Intel CFO David Zinsner noted that its new Core Ultra Series 3 processors for PCs represented its “strongest product launch” in five years. This helped its PC business grow 1 percent in the face “industry-wide component shortages and inflationary pressures,” with AI PC chips now representing over 60 percent of the client processors it ships.

Intel Manufacturing Improves But Foundry Customers Still Needed

From a manufacturing perspective, Tan reported that the company is making progress for its Intel 4 and Intel 3 nodes as the yields for its most advanced process, Intel 18A, “are now running ahead of the internal projection, representing a meaningful inflection in our execution and our factory finished goods output.”

The CEO continued to sound confident about prospects for the Intel Foundry contract chip manufacturing business, which is still in need of big customers for long-term success.

According to Tan, the company has grown the customer backlog for its Intel 18A-P and Intel 14A nodes, the latter of which represents its most advanced process. He added that the maturity, yield and performance for 14A are “outpacing” its predecessor, 18A.

While Intel has yet to announce any major foundry customers, Tan said, “We expect to see earlier design commitments emerge, beginning in the second half of 2026 and expanding into the first half of 2027” while noting exploratory work with Elon Musk’s companies.

How Else Intel Hopes To Improve Amid Global Concerns

Despite the progress the company has made, the CEO warned multiple times during the earnings call that “we still have a lot of work ahead.”

With Intel’s data center business growing 22 percent year over year in the first quarter and the company expecting further double-digit growth, Tan said he’s “confident that the CPU franchise will continue to be a meaningful growth engine for the for the company in the years ahead.”

But he noted that the company still has room for improvement in other areas.

For instance, Intel is planning to reverse a decision made before Tan’s time to remove multithreading from the company’s Xeon road map with the introduction of the “Coral Rapids” CPUs, which are set to succeed this year’s “Diamond Rapids” chips that will lack the feature.

The chipmaker is also “quietly building up” the company’s new GPU offerings, Tan said, after previous accelerator chip efforts failed to catch traction.

“The accelerator remains central to frontier AI, and we will continue to participate, innovate and partner in that category,” he said.
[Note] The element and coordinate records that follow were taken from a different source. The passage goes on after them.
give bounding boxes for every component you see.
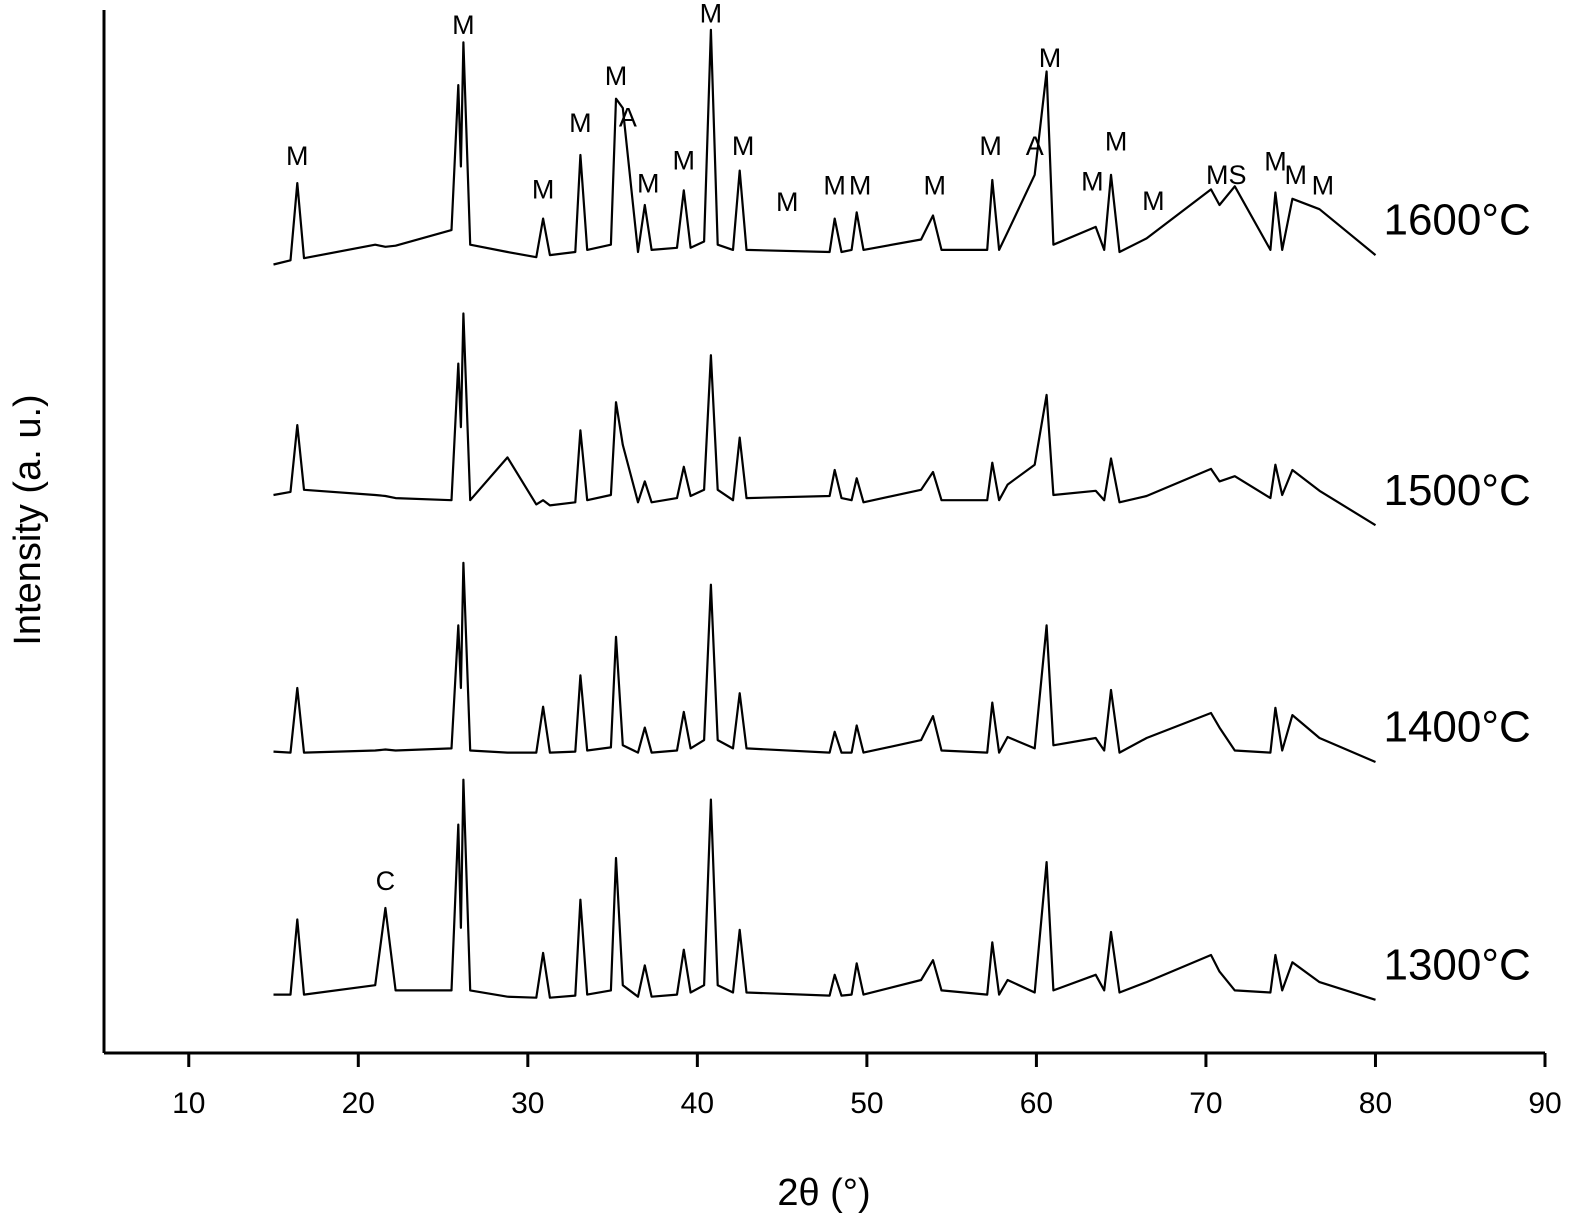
peak-label: M [1312, 170, 1335, 200]
x-tick-label: 90 [1528, 1087, 1561, 1120]
peak-label: M [776, 187, 799, 217]
peak-label: M [923, 170, 946, 200]
x-tick-label: 20 [342, 1087, 375, 1120]
x-tick-label: 80 [1359, 1087, 1392, 1120]
series-label: 1300°C [1383, 940, 1530, 989]
peak-label: M [569, 108, 592, 138]
peak-label: M [1039, 43, 1062, 73]
peak-label: MS [1206, 160, 1247, 190]
series-label: 1400°C [1383, 703, 1530, 752]
peak-label: M [823, 170, 846, 200]
x-axis-label: 2θ (°) [777, 1172, 870, 1214]
x-tick-label: 60 [1020, 1087, 1053, 1120]
peak-label: C [376, 866, 396, 896]
x-tick-label: 30 [511, 1087, 544, 1120]
x-tick-label: 50 [850, 1087, 883, 1120]
series-label: 1600°C [1383, 196, 1530, 245]
series-line [273, 312, 1377, 527]
series-line [273, 778, 1376, 1001]
peak-label: M [732, 131, 755, 161]
peak-label: A [619, 103, 637, 133]
peak-label: M [673, 145, 696, 175]
peak-label: M [605, 61, 628, 91]
peak-label: M [637, 168, 660, 198]
series-line [273, 28, 1377, 266]
peak-label: M [1142, 186, 1165, 216]
peak-label: M [1264, 146, 1287, 176]
x-tick-label: 40 [681, 1087, 714, 1120]
series-label: 1500°C [1383, 466, 1530, 515]
peak-label: M [1105, 127, 1128, 157]
peak-label: M [700, 0, 723, 28]
y-axis-label: Intensity (a. u.) [7, 394, 49, 645]
peak-label: M [452, 10, 475, 40]
peak-label: M [1081, 166, 1104, 196]
peak-label: M [849, 170, 872, 200]
peak-label: A [1026, 131, 1044, 161]
peak-label: M [532, 175, 555, 205]
peak-label: M [1285, 160, 1308, 190]
x-tick-label: 70 [1189, 1087, 1222, 1120]
peak-label: M [979, 131, 1002, 161]
peak-label: M [286, 141, 309, 171]
x-tick-label: 10 [172, 1087, 205, 1120]
series-line [273, 561, 1376, 764]
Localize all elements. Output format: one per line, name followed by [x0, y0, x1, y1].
Intel is also facing what Zinsner called “dynamic” macroeconomic and geopolitical environments without mentioning the U.S. war on Iran and ongoing tariff changes.

“Views on global growth, policy and trade continue to shape customer behavior and investment decisions,” he said. “In addition, constraints and rising prices around key components like memory, wafers and substrates are driving higher costs that could impact demand for our product at some point in the year.”

Against all this, Tan said there is much more for the company to accomplish.

“It has been an eventful first year for me at Intel. It is gratifying to see our progress, even as we know we have a lot more to do,” he said.